O marxismo estava seguro de que sua conquista da máquina de governo já alimentada pela produção em escala industrial produziria, se convenientemente admimistrada, a exuberância que o anarquista descartava por princípio e não sem motivo. Logo após publicar 'Justiça Política', por exemplo, Godwin foi acusado por Malthus de propor sistema de prosperidade que levaria a humanidade a exacerbar sua tendência para superar em população a capacidade de a Terra lhe prover subsistência, assim expondo-se a calamidades intermitentes por cujo intermédio o habitat restauraria o próprio equilíbrio. A resposta de Godwin enfatiza sua certeza de o progresso ininterrupto da sociedade anarquista ser função do constante aperfeiçoamento de conhecimento e uso da razão, franqueado pelo fim da coerção dos governos.
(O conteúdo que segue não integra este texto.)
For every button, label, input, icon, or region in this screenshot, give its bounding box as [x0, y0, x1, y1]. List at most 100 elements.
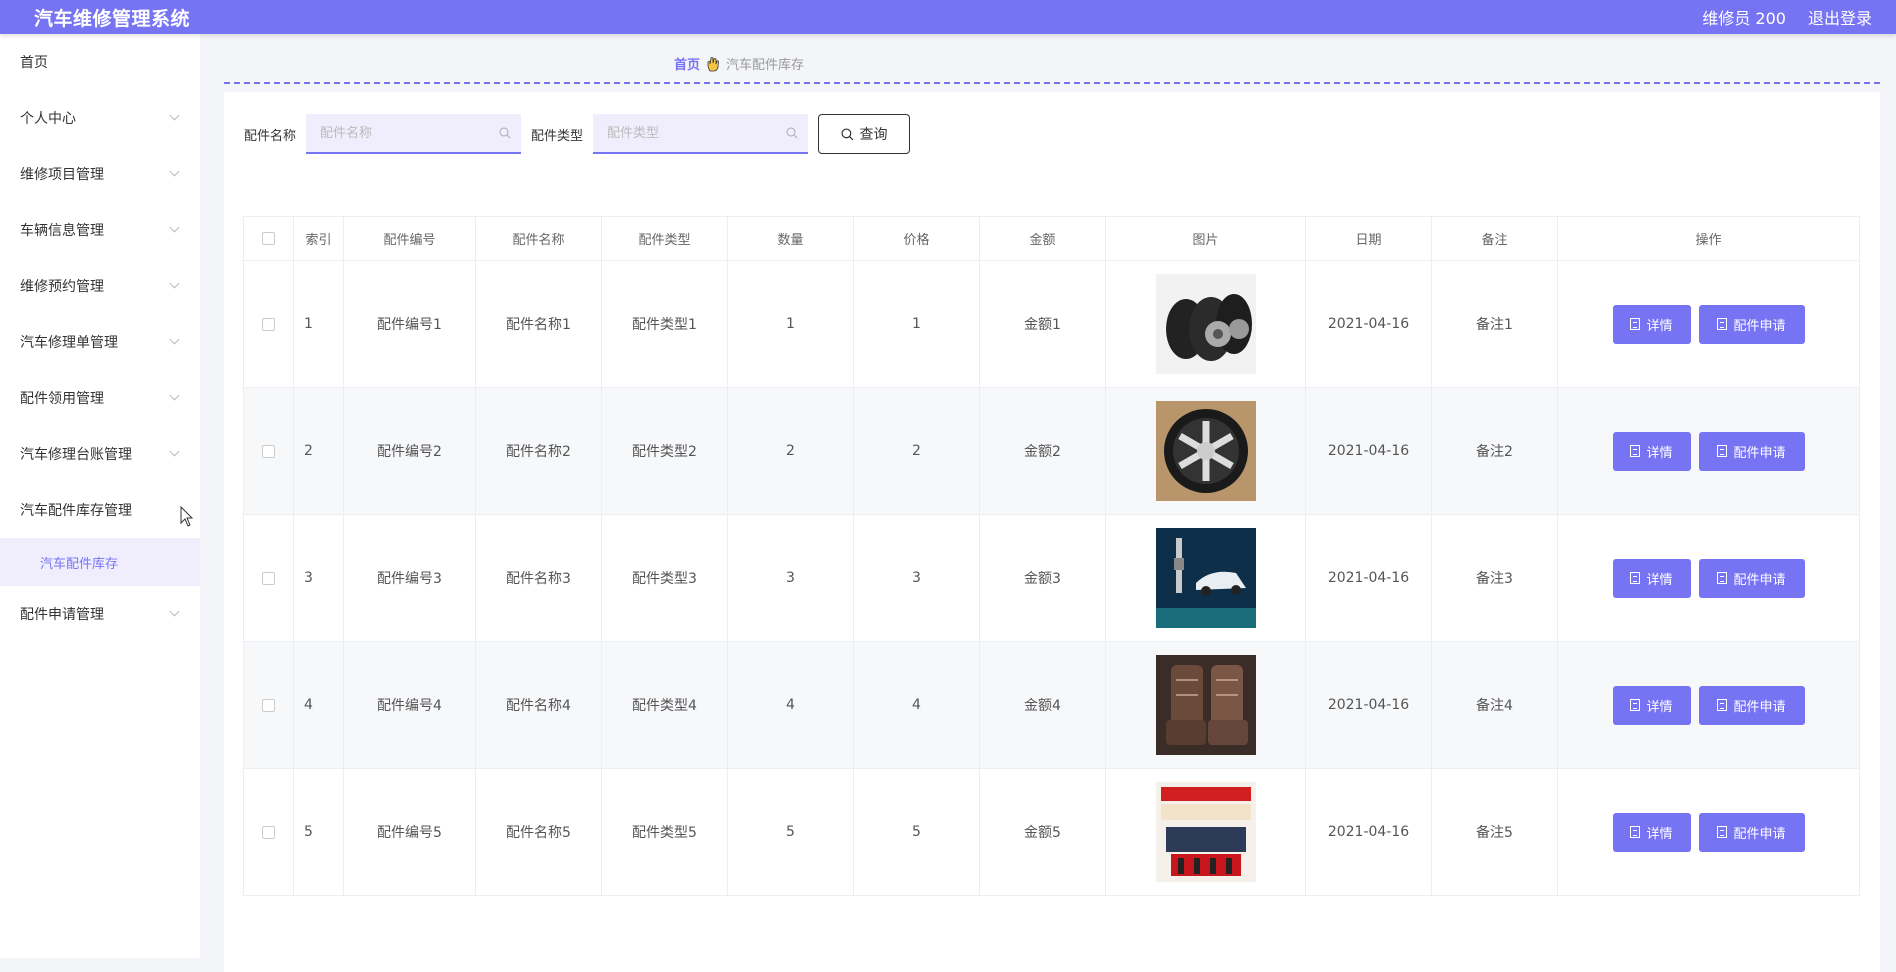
- sidebar-item[interactable]: 汽车修理单管理: [0, 314, 200, 370]
- top-header: 汽车维修管理系统 维修员 200 退出登录: [0, 0, 1896, 34]
- chevron-down-icon: [169, 278, 180, 289]
- detail-button[interactable]: 详情: [1612, 685, 1691, 725]
- table-row: 2 配件编号2 配件名称2 配件类型2 2 2 金额2 2021-04-16 备注2 详情 配件申请: [243, 387, 1860, 515]
- cell-index: 5: [293, 768, 344, 896]
- apply-part-button-label: 配件申请: [1733, 318, 1786, 334]
- cell-name: 配件名称5: [475, 768, 602, 896]
- parts-table: 索引 配件编号 配件名称 配件类型 数量 价格 金额 图片 日期 备注 操作 1…: [243, 216, 1860, 896]
- document-icon: [1717, 318, 1728, 330]
- chevron-down-icon: [169, 222, 180, 233]
- cell-type: 配件类型5: [601, 768, 728, 896]
- detail-button[interactable]: 详情: [1612, 558, 1691, 598]
- cell-index: 2: [293, 387, 344, 515]
- tires-photo[interactable]: [1155, 274, 1256, 374]
- cell-date: 2021-04-16: [1305, 260, 1432, 388]
- document-icon: [1717, 699, 1728, 711]
- cell-note: 备注5: [1431, 768, 1558, 896]
- row-select-cell: [243, 260, 294, 388]
- mouse-cursor-icon: [180, 506, 194, 527]
- fuel-additive-photo[interactable]: [1155, 782, 1256, 882]
- row-checkbox[interactable]: [262, 825, 275, 839]
- cell-amount: 金额2: [979, 387, 1106, 515]
- query-button[interactable]: 查询: [818, 114, 911, 154]
- apply-part-button-label: 配件申请: [1733, 826, 1786, 842]
- table-row: 3 配件编号3 配件名称3 配件类型3 3 3 金额3 2021-04-16 备注3 详情 配件申请: [243, 514, 1860, 642]
- spark-plug-car-photo[interactable]: [1155, 528, 1256, 628]
- detail-button-label: 详情: [1646, 318, 1673, 334]
- sidebar-item[interactable]: 汽车修理台账管理: [0, 426, 200, 482]
- row-checkbox[interactable]: [262, 698, 275, 712]
- cell-code: 配件编号5: [343, 768, 476, 896]
- document-icon: [1717, 572, 1728, 584]
- submenu-item-parts-inventory[interactable]: 汽车配件库存: [0, 538, 200, 586]
- sidebar-item[interactable]: 个人中心: [0, 90, 200, 146]
- apply-part-button[interactable]: 配件申请: [1698, 431, 1805, 471]
- cell-price: 4: [853, 641, 980, 769]
- select-all-checkbox[interactable]: [262, 232, 275, 245]
- cell-date: 2021-04-16: [1305, 641, 1432, 769]
- sidebar-item[interactable]: 车辆信息管理: [0, 202, 200, 258]
- cell-price: 2: [853, 387, 980, 515]
- breadcrumb-home[interactable]: 首页: [674, 54, 700, 73]
- cell-qty: 4: [727, 641, 854, 769]
- cell-image: [1105, 387, 1306, 515]
- sidebar-item[interactable]: 配件申请管理: [0, 586, 200, 642]
- detail-button-label: 详情: [1646, 699, 1673, 715]
- detail-button[interactable]: 详情: [1612, 304, 1691, 344]
- sidebar-item[interactable]: 配件领用管理: [0, 370, 200, 426]
- part-name-label: 配件名称: [244, 128, 297, 144]
- wheel-rim-photo[interactable]: [1155, 401, 1256, 501]
- select-all-cell: [243, 216, 294, 261]
- table-row: 1 配件编号1 配件名称1 配件类型1 1 1 金额1 2021-04-16 备注1 详情 配件申请: [243, 260, 1860, 388]
- sidebar-item-label: 配件申请管理: [20, 607, 104, 623]
- sidebar-item-label: 汽车配件库存管理: [20, 503, 132, 519]
- apply-part-button-label: 配件申请: [1733, 445, 1786, 461]
- detail-button[interactable]: 详情: [1612, 431, 1691, 471]
- header-actions: 操作: [1557, 216, 1860, 261]
- cell-type: 配件类型4: [601, 641, 728, 769]
- sidebar: 首页 个人中心 维修项目管理 车辆信息管理维修预约管理汽车修理单管理 配件领用管理汽车修…: [0, 34, 200, 958]
- apply-part-button[interactable]: 配件申请: [1698, 812, 1805, 852]
- part-type-input[interactable]: [593, 114, 809, 152]
- cell-type: 配件类型1: [601, 260, 728, 388]
- sidebar-item-label: 维修预约管理: [20, 279, 104, 295]
- logout-link[interactable]: 退出登录: [1808, 5, 1872, 29]
- chevron-down-icon: [169, 334, 180, 345]
- breadcrumb-current: 汽车配件库存: [726, 58, 805, 73]
- cell-amount: 金额3: [979, 514, 1106, 642]
- table-row: 4 配件编号4 配件名称4 配件类型4 4 4 金额4 2021-04-16 备注4 详情 配件申请: [243, 641, 1860, 769]
- sidebar-item-label: 汽车修理台账管理: [20, 447, 132, 463]
- document-icon: [1717, 826, 1728, 838]
- apply-part-button[interactable]: 配件申请: [1698, 304, 1805, 344]
- cell-name: 配件名称1: [475, 260, 602, 388]
- row-checkbox[interactable]: [262, 571, 275, 585]
- sidebar-item[interactable]: 首页: [0, 34, 200, 90]
- cell-qty: 3: [727, 514, 854, 642]
- cell-qty: 5: [727, 768, 854, 896]
- cell-amount: 金额4: [979, 641, 1106, 769]
- detail-button-label: 详情: [1646, 826, 1673, 842]
- car-seat-photo[interactable]: [1155, 655, 1256, 755]
- apply-part-button[interactable]: 配件申请: [1698, 558, 1805, 598]
- sidebar-item[interactable]: 维修项目管理: [0, 146, 200, 202]
- cell-actions: 详情 配件申请: [1557, 514, 1860, 642]
- cell-code: 配件编号3: [343, 514, 476, 642]
- cell-qty: 1: [727, 260, 854, 388]
- detail-button[interactable]: 详情: [1612, 812, 1691, 852]
- cell-index: 4: [293, 641, 344, 769]
- chevron-down-icon: [169, 446, 180, 457]
- cell-price: 3: [853, 514, 980, 642]
- row-checkbox[interactable]: [262, 444, 275, 458]
- apply-part-button[interactable]: 配件申请: [1698, 685, 1805, 725]
- row-checkbox[interactable]: [262, 317, 275, 331]
- header-type: 配件类型: [601, 216, 728, 261]
- document-icon: [1717, 445, 1728, 457]
- main-content: 首页 汽车配件库存 配件名称 配件类型 查询: [200, 34, 1896, 972]
- sidebar-item[interactable]: 维修预约管理: [0, 258, 200, 314]
- part-name-input[interactable]: [306, 114, 522, 152]
- header-amount: 金额: [979, 216, 1106, 261]
- chevron-down-icon: [169, 390, 180, 401]
- cell-price: 5: [853, 768, 980, 896]
- apply-part-button-label: 配件申请: [1733, 699, 1786, 715]
- sidebar-item[interactable]: 汽车配件库存管理: [0, 482, 200, 538]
Mostra do quanto em geral temos em conta o nosso potencial mental enquanto agente maior de nossa sobrevivência, o argumento de Godwin permanece semi-ignorado até o golpe que supostamente o aniquilaria, vindo da importância conferida à competição no Evolucionismo, apesar de Darwin ter insistido posterirormente para que também não se desdenhasse o papel evidente e seminal da cooperação entre indivíduos de um mesmo grupo. Geógrafo respeitado que por anos estudou habitats siberianos, Kropotkin dará ao problema resposta definitiva no início do século passado, mostrando aos 'darwinistas sociais' o óbvio, isto é, o quão incompreensível seria a formação de greis se servisse somente para o confronto e a destruição recíproca dos indivíduos, ou o quão disfuncional seria a natureza se entre as diferentes espécies a disputa sobrepujasse a boa-vizinhança. De qualquer modo o anarquismo de viés pacifista já havia optado bem antes por conservar sua confiança na capacidade de o discernimento humano manter com o meio-ambiente diálogo de alto nível. Ao marxismo, que via nisso a desculpa dos anarquistas para proporem 'socialização da pobreza', por questão de bom senso é atribuível a mesma confiança, bem como outra, mas insustentável, na capacidade de o Planeta sobreviver à nossa húbris - a única que nos é possível e igualmente cultivada, nutrida e acariciada pelo inimigo declarado do marxismo (e do anarquismo), o capitalismo.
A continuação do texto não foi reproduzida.